Teach me, like you, to drink creation whole/ And casting out myself, become a soul.Richard Wilbur
By Richard Wilbur
The warping night air having brought the boom
Of an owl’s voice into her darkened room,
We tell the wakened child that all she heard
Was an odd question from a forest bird,
Asking of us, if rightly listened to,
“Who cooks for you?” and then “Who cooks for you?”
Words, which can make our terrors bravely clear,
Can also thus domesticate a fear,
And send a small child back to sleep at night
Not listening for the sound of stealthy flight
Or dreaming of some small thing in a claw
Borne up to some dark branch and eaten raw.
Richard Wilbur is one of the most celebrated poets of the 20th Century. Few racked up the awards like him; two Pulitzers, the Bollinger Award, Poet Laureate of the United States (the second after Robert Penn Warren), the Frost Award, and you can go on and on. I have honestly never understood or even much liked Wilbur because I never understood his most anthologized poem – The Death of a Toad, until the start of the Ukraine war. And now, I relate to it and him completely differently. It made me go back and reassess Wilbur and I found him surprisingly humorous. I also realized what I had always missed before, the context of his use of animals as metaphors and symbols for the tragedy and violence of human existence are informed by a perspective of having survived WWII as a soldier.
Born into men of letters, the descendant of both a father and grandfather who were editors, it was only natural that Wilbur would find a way to make a living with words. Wilbur may be a little too formal for today’s mainstream poetry taste’s. Even in his heyday he was accused by critics that he favored the smoothness of his poetry, picking the rhyme and meter over emotion and content. But, I think that’s rubbish. There’s nothing wrong with wordsmithing in my opinion if the reader can figure out the emotion on their own easy enough. We never accuse a song writer of being too in love with the rhyme in their lyrics, even when the lyrics are complete nonsense, as long as the song writing and singing are first rate and deliver the emotion. Let’s give poets the same freedom to operate. If the reader can’t summon a little emotion of their own, well then, the poet can bring a reader to the handkerchief, but they can’t make them cry….

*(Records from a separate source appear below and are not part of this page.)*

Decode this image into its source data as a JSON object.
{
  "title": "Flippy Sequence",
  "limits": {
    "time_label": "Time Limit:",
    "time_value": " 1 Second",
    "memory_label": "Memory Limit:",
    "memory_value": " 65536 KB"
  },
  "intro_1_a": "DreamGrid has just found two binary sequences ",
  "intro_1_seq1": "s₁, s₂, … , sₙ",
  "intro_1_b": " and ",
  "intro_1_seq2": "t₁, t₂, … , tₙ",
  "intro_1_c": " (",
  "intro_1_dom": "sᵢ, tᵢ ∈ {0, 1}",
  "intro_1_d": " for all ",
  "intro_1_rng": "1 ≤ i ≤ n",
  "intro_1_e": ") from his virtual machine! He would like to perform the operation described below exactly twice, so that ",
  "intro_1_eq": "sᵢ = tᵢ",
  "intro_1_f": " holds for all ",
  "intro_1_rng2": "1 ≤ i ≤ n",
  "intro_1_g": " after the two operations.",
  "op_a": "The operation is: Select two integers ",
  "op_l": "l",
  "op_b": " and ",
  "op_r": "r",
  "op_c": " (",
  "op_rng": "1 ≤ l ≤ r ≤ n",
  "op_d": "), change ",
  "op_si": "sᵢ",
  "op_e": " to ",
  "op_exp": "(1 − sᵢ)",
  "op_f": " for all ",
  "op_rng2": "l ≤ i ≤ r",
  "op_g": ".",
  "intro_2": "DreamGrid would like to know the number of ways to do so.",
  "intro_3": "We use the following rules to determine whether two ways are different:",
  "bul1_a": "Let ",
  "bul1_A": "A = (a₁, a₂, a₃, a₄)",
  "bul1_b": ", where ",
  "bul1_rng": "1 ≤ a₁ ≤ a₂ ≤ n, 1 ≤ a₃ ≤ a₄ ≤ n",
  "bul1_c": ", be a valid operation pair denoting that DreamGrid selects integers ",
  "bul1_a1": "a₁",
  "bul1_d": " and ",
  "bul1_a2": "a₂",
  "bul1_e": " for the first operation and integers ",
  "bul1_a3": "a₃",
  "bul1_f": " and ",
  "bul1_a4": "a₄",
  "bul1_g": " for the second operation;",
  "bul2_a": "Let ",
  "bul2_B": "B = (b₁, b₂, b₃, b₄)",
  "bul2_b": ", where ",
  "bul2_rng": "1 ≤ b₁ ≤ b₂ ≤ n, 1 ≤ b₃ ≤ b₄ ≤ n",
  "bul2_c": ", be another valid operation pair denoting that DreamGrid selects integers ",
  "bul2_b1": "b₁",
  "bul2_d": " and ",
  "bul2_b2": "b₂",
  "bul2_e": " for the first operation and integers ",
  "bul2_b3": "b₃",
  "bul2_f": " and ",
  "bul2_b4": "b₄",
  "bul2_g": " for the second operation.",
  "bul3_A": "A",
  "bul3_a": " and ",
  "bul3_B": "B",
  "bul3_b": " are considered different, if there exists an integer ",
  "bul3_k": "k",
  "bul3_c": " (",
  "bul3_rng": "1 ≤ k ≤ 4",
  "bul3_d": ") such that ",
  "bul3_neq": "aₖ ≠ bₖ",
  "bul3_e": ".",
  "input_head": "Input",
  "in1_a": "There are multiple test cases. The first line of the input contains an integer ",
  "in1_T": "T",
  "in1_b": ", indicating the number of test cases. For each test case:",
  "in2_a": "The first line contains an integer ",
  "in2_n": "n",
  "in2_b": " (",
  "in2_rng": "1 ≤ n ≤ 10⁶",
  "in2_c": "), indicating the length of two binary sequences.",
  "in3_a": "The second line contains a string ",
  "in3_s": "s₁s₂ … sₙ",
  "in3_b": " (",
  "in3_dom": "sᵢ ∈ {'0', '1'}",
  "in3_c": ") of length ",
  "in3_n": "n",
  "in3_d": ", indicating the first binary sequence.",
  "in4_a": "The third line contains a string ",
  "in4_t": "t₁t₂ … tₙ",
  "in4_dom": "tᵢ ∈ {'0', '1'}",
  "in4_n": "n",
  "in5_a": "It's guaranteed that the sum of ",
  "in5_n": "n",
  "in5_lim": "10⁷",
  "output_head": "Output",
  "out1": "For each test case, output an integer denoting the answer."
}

There is a sneaky complexity to some of Wilbur’s word choices that I had never considered before reading him this week. Take the poem above. Linger on the second word – warping. What’s being warped? Reread it and ponder how darkness changes the things we see in the light and how we all domesticate, normalize, our fears.
The poem below, read it the first time aloud, enjoy the smoothness of the words, don’t give it much thought as to meaning. Then read it again, now that your subconscious has an idea of what lays ahead, and this time consider how much of the imagery and ideas are a defiance of the God of war. Is his reference to a soul unshelled, the idea of it living beyond the husk of our mortal body, or has it survived, intact, endless mortars raining down, surviving as if it hadn’t occurred? Is it a prophet coming to the streets of your city, or soldiers of war?
By Richard Wilbur
When you come, as you soon must, to the streets of our city,
Mad-eyed from stating the obvious,
Not proclaiming our fall but begging us
In God’s name to have self-pity,
Spare us all word of the weapons, their force and range,
The long numbers that rocket the mind;
Our slow, unreckoning hearts will be left behind,
Unable to fear what is too strange.
Nor shall you scare us with talk of the death of the race.
How should we dream of this place without us?—
The sun mere fire, the leaves untroubled about us,
A stone look on the stone’s face?
Speak of the world’s own change. Though we cannot conceive
Of an undreamt thing, we know to our cost
How the dreamt cloud crumbles, the vines are blackened by frost,
How the view alters. We could believe,
If you told us so, that the white-tailed deer will slip
Into perfect shade, grown perfectly shy,
The lark avoid the reaches of our eye,
The jack-pine lose its knuckled grip
On the cold ledge, and every torrent burn
As Xanthus once, its gliding trout
Stunned in a twinkling. What should we be without
The dolphin’s arc, the dove’s return,
These things in which we have seen ourselves and spoken?
Ask us, prophet, how we shall call
Our natures forth when that live tongue is all
Dispelled, that glass obscured or broken
In which we have said the rose of our love and the clean
Horse of our courage, in which beheld
The singing locust of the soul unshelled,
And all we mean or wish to mean.
Ask us, ask us whether with the worldless rose
Our hearts shall fail us; come demanding
Whether there shall be lofty or long standing
When the bronze annals of the oak-tree close.